金凌不怀好意的说道:“你就牺牲一下自己好了。”
“……凭什么我牺牲,你们为什么不牺牲?”蓝景仪不服。
“景仪,你就奉献一下吧。”蓝思追也劝道。
“怎么连你都这样!”蓝景仪剁椒。
“没那么多废话!”金凌给蓝思追一个眼神,蓝思追不好意思的朝蓝景仪笑了笑,然后和金凌一起抓住了蓝景仪。
“不要不要!你们这是逼良为娼啊!”可是不管蓝景仪怎么喊,另外两个人都没有要停下的意思,棕毛兔在旁边看的也非常的得劲。
就在蓝景仪的脸离聂怀桑只有十公分时,聂怀桑瞬间坐了起来,蓝景仪与大地来了一个亲密接触。
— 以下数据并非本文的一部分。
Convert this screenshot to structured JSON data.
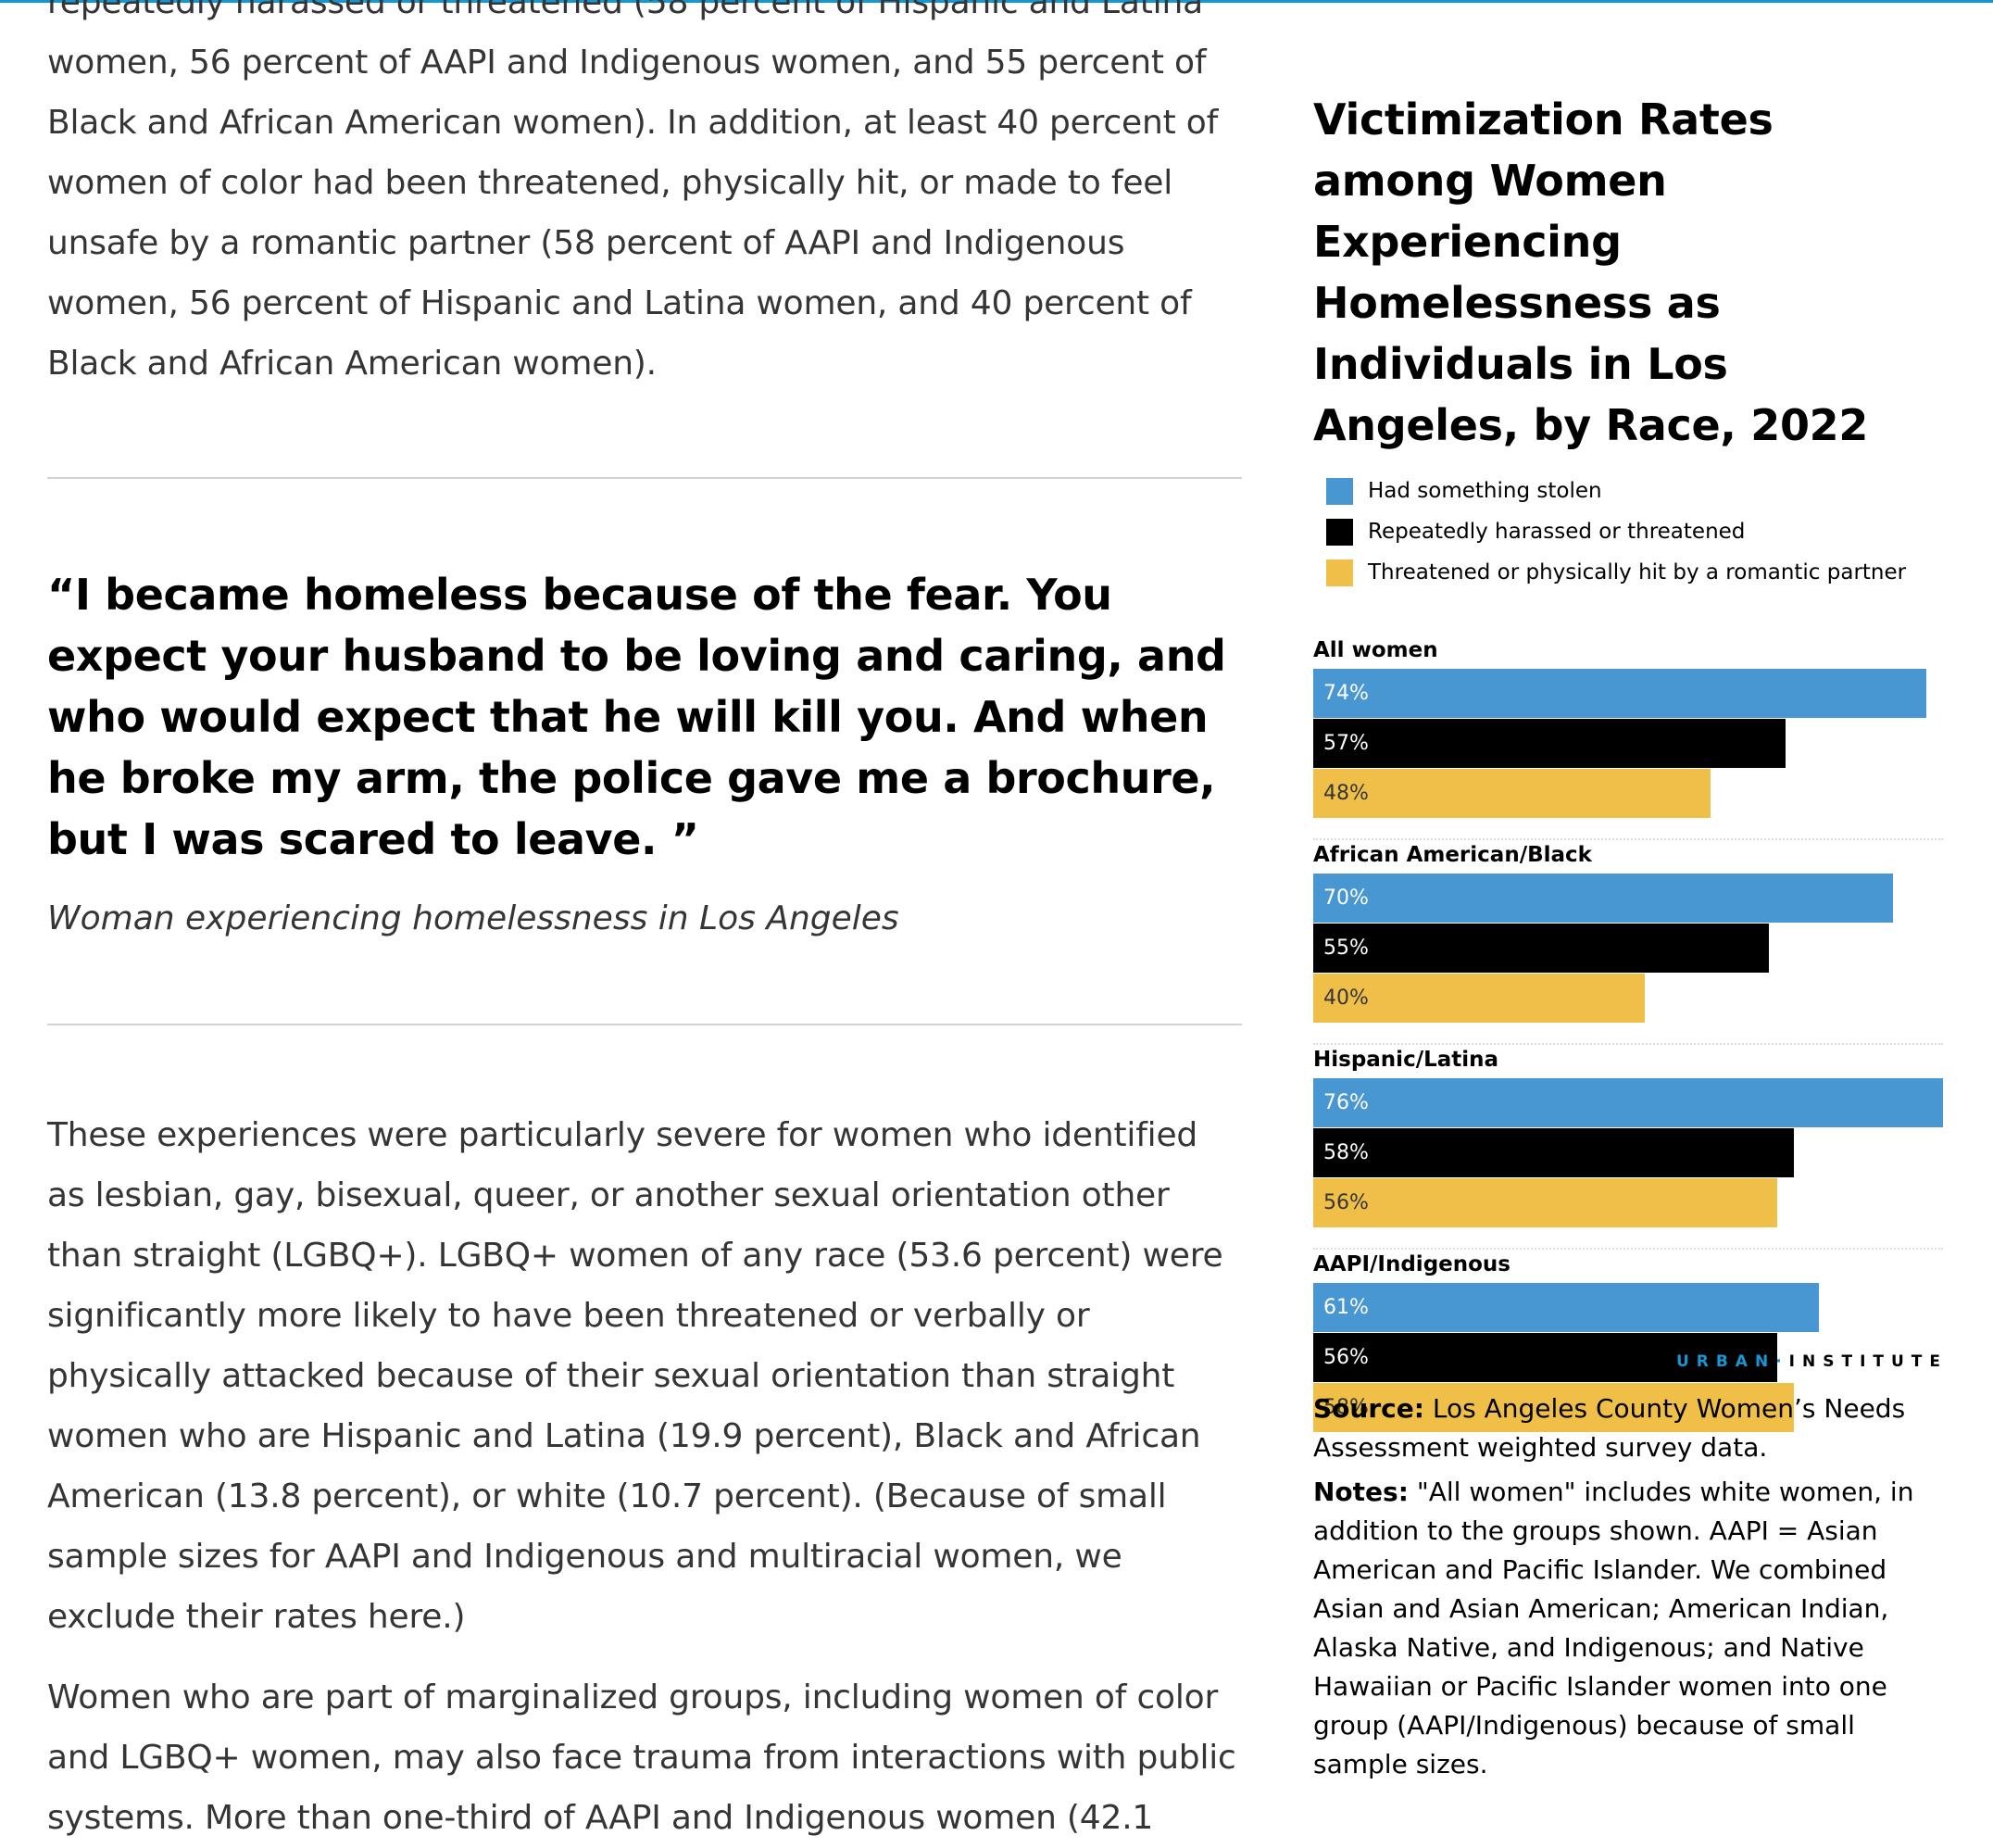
{
  "article": {
    "para_intro": "repeatedly harassed or threatened (58 percent of Hispanic and Latina women, 56 percent of AAPI and Indigenous women, and 55 percent of Black and African American women). In addition, at least 40 percent of women of color had been threatened, physically hit, or made to feel unsafe by a romantic partner (58 percent of AAPI and Indigenous women, 56 percent of Hispanic and Latina women, and 40 percent of Black and African American women).",
    "quote": "“I became homeless because of the fear. You expect your husband to be loving and caring, and who would expect that he will kill you. And when he broke my arm, the police gave me a brochure, but I was scared to leave. ”",
    "quote_attribution": "Woman experiencing homelessness in Los Angeles",
    "para_lgbq": "These experiences were particularly severe for women who identified as lesbian, gay, bisexual, queer, or another sexual orientation other than straight (LGBQ+). LGBQ+ women of any race (53.6 percent) were significantly more likely to have been threatened or verbally or physically attacked because of their sexual orientation than straight women who are Hispanic and Latina (19.9 percent), Black and African American (13.8 percent), or white (10.7 percent). (Because of small sample sizes for AAPI and Indigenous and multiracial women, we exclude their rates here.)",
    "para_marginalized": "Women who are part of marginalized groups, including women of color and LGBQ+ women, may also face trauma from interactions with public systems. More than one-third of AAPI and Indigenous women (42.1"
  },
  "brand": {
    "part1": "URBAN",
    "dot": "·",
    "part2": "INSTITUTE"
  },
  "notes": {
    "source_label": "Source:",
    "source_text": "Los Angeles County Women’s Needs Assessment weighted survey data.",
    "notes_label": "Notes:",
    "notes_text": "\"All women\" includes white women, in addition to the groups shown. AAPI = Asian American and Pacific Islander. We combined Asian and Asian American; American Indian, Alaska Native, and Indigenous; and Native Hawaiian or Pacific Islander women into one group (AAPI/Indigenous) because of small sample sizes."
  },
  "colors": {
    "accent": "#1696d2",
    "series1": "#4897d2",
    "series2": "#000000",
    "series3": "#f0bf48"
  },
  "chart_data": {
    "type": "bar",
    "orientation": "horizontal",
    "title": "Victimization Rates among Women Experiencing Homelessness as Individuals in Los Angeles, by Race, 2022",
    "categories": [
      "All women",
      "African American/Black",
      "Hispanic/Latina",
      "AAPI/Indigenous"
    ],
    "series": [
      {
        "name": "Had something stolen",
        "color": "#4897d2",
        "values": [
          74,
          70,
          76,
          61
        ],
        "labels": [
          "74%",
          "70%",
          "76%",
          "61%"
        ]
      },
      {
        "name": "Repeatedly harassed or threatened",
        "color": "#000000",
        "values": [
          57,
          55,
          58,
          56
        ],
        "labels": [
          "57%",
          "55%",
          "58%",
          "56%"
        ]
      },
      {
        "name": "Threatened or physically hit by a romantic partner",
        "color": "#f0bf48",
        "values": [
          48,
          40,
          56,
          58
        ],
        "labels": [
          "48%",
          "40%",
          "56%",
          "58%"
        ]
      }
    ],
    "xlim": [
      0,
      76
    ],
    "unit": "%",
    "legend_position": "top",
    "grid": false
  }
}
只见聂怀桑煞有其事的擦了擦脑门上根本不存在的汗,有些后怕的说:“刚才发生了什么,我怎么忽然晕了。”
“聂宗主没事就好。”蓝思追说道。
“总感觉刚才做了个很奇怪的梦,有个怪物追着我要亲我,真是吓死我了。”聂怀桑用手拍了拍自己的胸膛,作害怕状。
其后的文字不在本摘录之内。